Article: Learning Content Management Systems Kate Graham 2016-08-31T07:19:17+01:00
5 Minute Read
Learning Content Management Systems
What’s the difference between an LCMS and an LMS? Why would I want an LCMS? These were questions raised by CEO David Wilson in 2003 when this new technology first emerged in the market. And are questions that our analysts find L&D wrestling with through Fosway’s advisory work. This article provides a useful starting point.
Have you ever thought you had just got to grips with the idea of maybe needing a learning management system (LMS) to replace your current training management system, only to be told that what you really need is a learning content management system? You wouldn’t be alone.
Learning Content Management Systems or LCMS’s aren’t particularly new, but I’ve managed to avoid the compelling need to write about them to this point. This seems to be mainly because most people I speak too, are either not particularly aware of them, or don’t seem to be too worried about them. Potentially that is changing. Not only is the confusion about LMS greater now (see previous discussions of LMS verus HR management system), but having struggled to sell their LMS’s, some vendors have repositioned as LCMSs providers with a seemingly different but same story. Lots of confusion. Welcome to acronyms are us.
So what really is an LCMS?
And what’s the difference between an LCMS and an LMS? In essence, the idea of an LCMS is simple; it’s a system to manage learning content. The emphasis here is on the last bit, learning content. LCMS’s evolved out of the recognition in some companies that they had a big problem with lots and lots of learning content, and no coherent way of managing it, finding it, maintaining it, and tracking usage of it. Sure their IT people could talk to them about content management, but these systems didn’t know anything about ‘learning’ content and their associated standards such as AICC (Aviation Industry CBT Committee), SCORM (Shareable Content Object Reference Model) and the such like. Hence the evolution of management systems for managing learning content, and the LCMS was born.
What’s the difference between an LCMS and an LMS?
Well, the theoretical answer to this is simple; in practice it’s a bit more complicated. As we’ve already seen, LCMS’s are about managing learning content. LMS’s on the other hand are about managing learning, or more precisely the learning process and learners. Whilst the distinction may sound clear, it definitely gets more confusing when you realise the LCMS’s, managing learning content, also typically include functionality for managing learners and the learning process. And that mainstream LMS’s also provide some functionality for managing learning content, in particular, by supporting content management interface standards such as AICC and SCORM.

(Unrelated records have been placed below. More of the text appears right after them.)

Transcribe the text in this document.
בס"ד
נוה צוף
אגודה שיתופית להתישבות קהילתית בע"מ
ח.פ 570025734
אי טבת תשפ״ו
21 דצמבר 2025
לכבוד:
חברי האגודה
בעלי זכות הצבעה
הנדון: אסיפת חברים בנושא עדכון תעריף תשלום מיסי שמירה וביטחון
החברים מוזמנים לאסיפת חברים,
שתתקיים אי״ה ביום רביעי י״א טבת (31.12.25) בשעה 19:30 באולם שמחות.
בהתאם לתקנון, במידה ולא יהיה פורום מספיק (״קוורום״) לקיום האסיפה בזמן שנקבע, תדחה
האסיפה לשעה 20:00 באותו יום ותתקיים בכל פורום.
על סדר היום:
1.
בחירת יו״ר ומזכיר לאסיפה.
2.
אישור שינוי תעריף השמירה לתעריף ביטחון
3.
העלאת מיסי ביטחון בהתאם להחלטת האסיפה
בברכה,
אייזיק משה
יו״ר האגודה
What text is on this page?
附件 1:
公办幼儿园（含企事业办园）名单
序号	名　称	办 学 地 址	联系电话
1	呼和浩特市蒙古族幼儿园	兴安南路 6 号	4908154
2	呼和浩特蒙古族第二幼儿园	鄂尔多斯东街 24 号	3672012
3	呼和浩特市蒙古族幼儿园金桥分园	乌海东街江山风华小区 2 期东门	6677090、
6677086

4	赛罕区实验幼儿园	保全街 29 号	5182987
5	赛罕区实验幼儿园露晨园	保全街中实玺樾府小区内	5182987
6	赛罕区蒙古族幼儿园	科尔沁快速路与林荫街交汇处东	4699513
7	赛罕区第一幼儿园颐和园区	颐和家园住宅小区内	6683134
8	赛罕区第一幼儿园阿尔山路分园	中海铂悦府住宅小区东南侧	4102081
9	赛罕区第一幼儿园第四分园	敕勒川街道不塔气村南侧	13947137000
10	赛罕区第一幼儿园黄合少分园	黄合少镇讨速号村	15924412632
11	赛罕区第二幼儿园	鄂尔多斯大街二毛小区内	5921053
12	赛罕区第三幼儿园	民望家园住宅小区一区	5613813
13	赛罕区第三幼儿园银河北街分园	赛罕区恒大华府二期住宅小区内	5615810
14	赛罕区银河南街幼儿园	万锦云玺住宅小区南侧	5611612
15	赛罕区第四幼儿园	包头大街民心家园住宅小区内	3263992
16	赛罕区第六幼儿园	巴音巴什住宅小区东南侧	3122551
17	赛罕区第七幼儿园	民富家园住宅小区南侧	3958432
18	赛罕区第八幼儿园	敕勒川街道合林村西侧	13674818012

The difference is therefore mainly one of relative emphasis (learners versus learning content), and the depth of functionality offered by the specific products in these different areas. Whilst LMS’s may have some content management capabilities, the level of granularity (detail) you can go to is limited. Normally, they are enabled to call learning modules and track progress and test results. They are also very uninterested in how that content is stored, created and updated. LCMS’s aren’t. With an LCMS, the learning module will itself probably be a combination of a number of more detailed pieces of learning content such as individual pages or documents, media objects and so on. The LCMS manages the content at a much more detailed level, and provides the associated processes to do this properly, including version control, distribution and storage.
As well as supporting standards like AICC for managing content, LCMS’s need themselves to be AICC compliant. Learning modules described and stored in an LCMS, can easily be callable by an LMS as if it was a single learning object. The interaction between the LMS and the LCMS module would therefore be tracked using the same standards. At least that’s the theory. LCMS’s will provide base functionality to enable learners to access learning modules and specific content, and track them, but this functionality may be limited and not a substitute for a full-blown LMS when managing learning programmes, classroom training, competencies and skills gaps and so on. Getting clearer?
Why would I want an LCMS?
Basically because you’ve realised that you have big problems managing large amounts of detailed learning content. This could be in terms of managing it, maintaining it, or in tracking usage of it. An LCMS will provide a comprehensive environment to manage and leverage the content assets as well as providing a way of accessing it. But once the management of learners and learning programmes itself gets to some scale and complexity, you probably need an LMS component to management them as well.
Most companies have started with the LMS and learners, and are now starting to realise they have an LCMS need to. A few started the other way around, recognising that basic learner management was OK to start with, and they had a bigger content problem. Some vendors of course, will sell you with a suite that claims it does both jobs. But I think we better leave them for now, I’m acronymed out for one day!